Kiwi may extend rally as outlook dims across the Tasman
(BusinessDesk) The New Zealand dollar may extend gains against its trans-Tasman counterpart after tepid consumer spending and building approvals erode confidence in the strength of the so-called lucky country's economy.
The kiwi traded at 80.33 Australian cents at 5pm in Wellington from 80.41 cents yesterday. It rose to 82.06 US cents from 81.82 cents at 8am, though still down from 82.22 cents yesterday.
Australian retail sales rose 0.2% in August according to government figures, half what economists were expecting, while new building approvals shrank an annual 15% for the year ending August 31.
The deteriorating data comes after the Reserve Bank of Australia cut the target cash rate a quarter-point to 3.25% this week in a bid to stoke activity in flagging sectors across the economy.
Traders are pricing in a 78% chance for another rate cut at next month's meeting, according to the Overnight Index Swap curve, as Australia's dominant resources sector hitting speed bumps amid dwindling global demand.
"Following more dismal data with retail and building approvals pretty soft, there's been a taking up of speculative longs in the kiwi/Aussie cross," says Mike Jones, currency strategist at Bank of New Zealand, referring to the investment strategy of betting an asset will appreciate in value.
"The kiwi's come a long way, 5% in the last month, but I think there are good reasons for it to continue."
The European Central Bank and Bank of England will announce their separate reviews of monetary policy in Northern Hemisphere trading. Both are expected to keep interest rates on hold and investors will be looking to see whether ECB president Mario Draghi for any signs of progress on that bank's government bond purchase programme.
The kiwi fell to 63.476 euro cents from 63.73 cents yesterday, and was little changed at 50.95 British pence from 50.97 pence.

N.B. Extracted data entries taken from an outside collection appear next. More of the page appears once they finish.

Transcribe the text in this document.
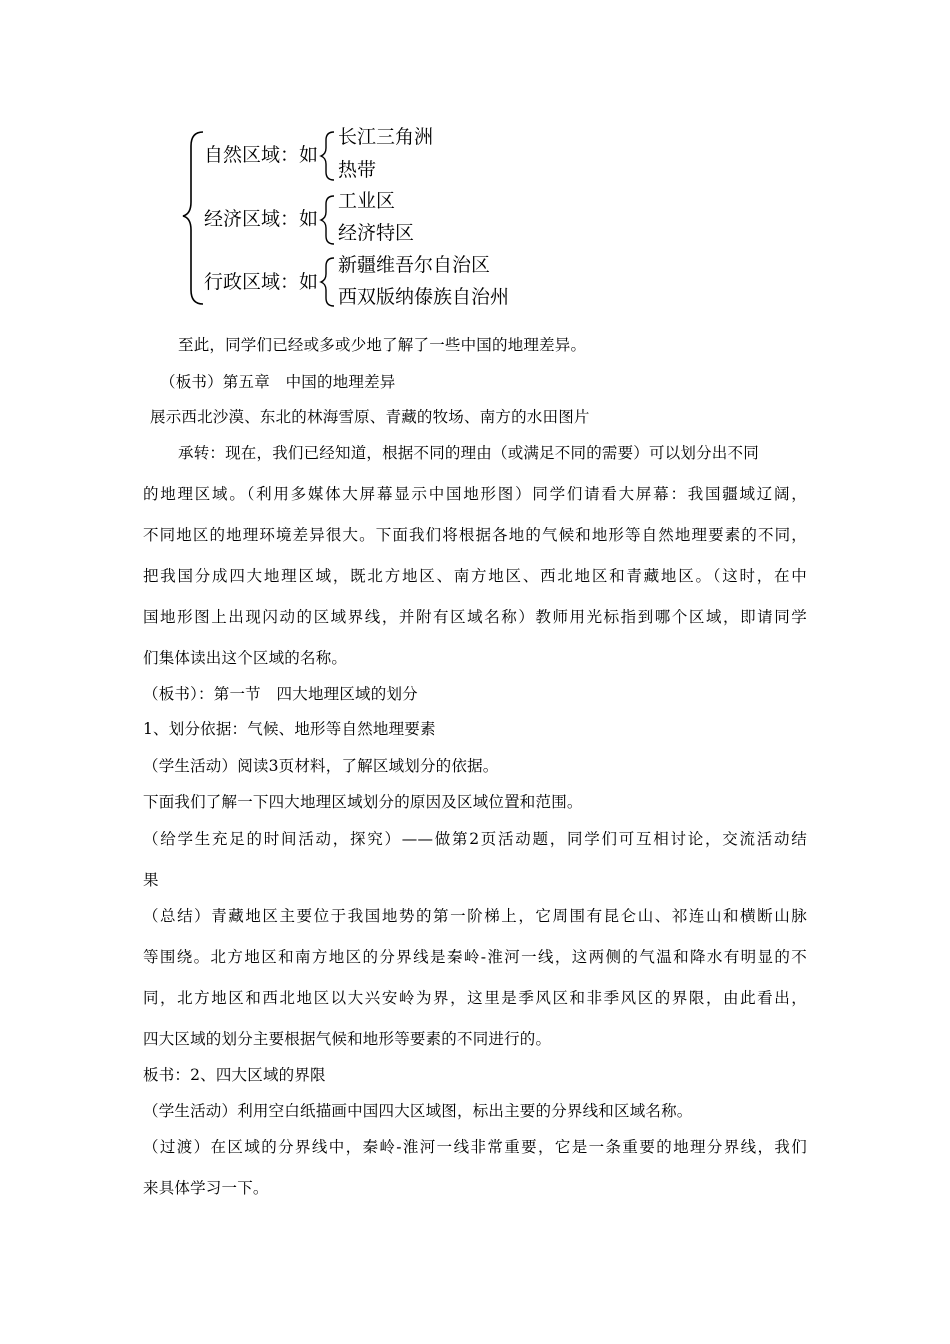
自然区域：如
长江三角洲
热带
经济区域：如
工业区
经济特区
行政区域：如
新疆维吾尔自治区
西双版纳傣族自治州
至此，同学们已经或多或少地了解了一些中国的地理差异。
（板书）第五章　中国的地理差异
展示西北沙漠、东北的林海雪原、青藏的牧场、南方的水田图片
承转：现在，我们已经知道，根据不同的理由（或满足不同的需要）可以划分出不同
的地理区域。（利用多媒体大屏幕显示中国地形图）同学们请看大屏幕：我国疆域辽阔，
不同地区的地理环境差异很大。下面我们将根据各地的气候和地形等自然地理要素的不同，
把我国分成四大地理区域，既北方地区、南方地区、西北地区和青藏地区。（这时，在中
国地形图上出现闪动的区域界线，并附有区域名称）教师用光标指到哪个区域，即请同学
们集体读出这个区域的名称。
（板书）：第一节　四大地理区域的划分
1、划分依据：气候、地形等自然地理要素
（学生活动）阅读3页材料，了解区域划分的依据。
下面我们了解一下四大地理区域划分的原因及区域位置和范围。
（给学生充足的时间活动，探究）——做第2页活动题，同学们可互相讨论，交流活动结
果
（总结）青藏地区主要位于我国地势的第一阶梯上，它周围有昆仑山、祁连山和横断山脉
等围绕。北方地区和南方地区的分界线是秦岭-淮河一线，这两侧的气温和降水有明显的不
同，北方地区和西北地区以大兴安岭为界，这里是季风区和非季风区的界限，由此看出，
四大区域的划分主要根据气候和地形等要素的不同进行的。
板书：2、四大区域的界限
（学生活动）利用空白纸描画中国四大区域图，标出主要的分界线和区域名称。
（过渡）在区域的分界线中，秦岭-淮河一线非常重要，它是一条重要的地理分界线，我们
来具体学习一下。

The minutes for the Federal Open Market Committee's latest meeting are also scheduled for release in the New York session, and traders will be looking for clues on where the Fed will go with its unlimited mortgage-backed security buying programme.
The Bank of Japan will also review its monetary policy tomorrow, and will likely keep the benchmark rate near-zero while maintaining the size of its asset purchase plan.
The kiwi rose to 64.55 yen from 64.28 yen yesterday, and was little changed at 73.55 on a trade-weighted basis from 73.43 yesterday.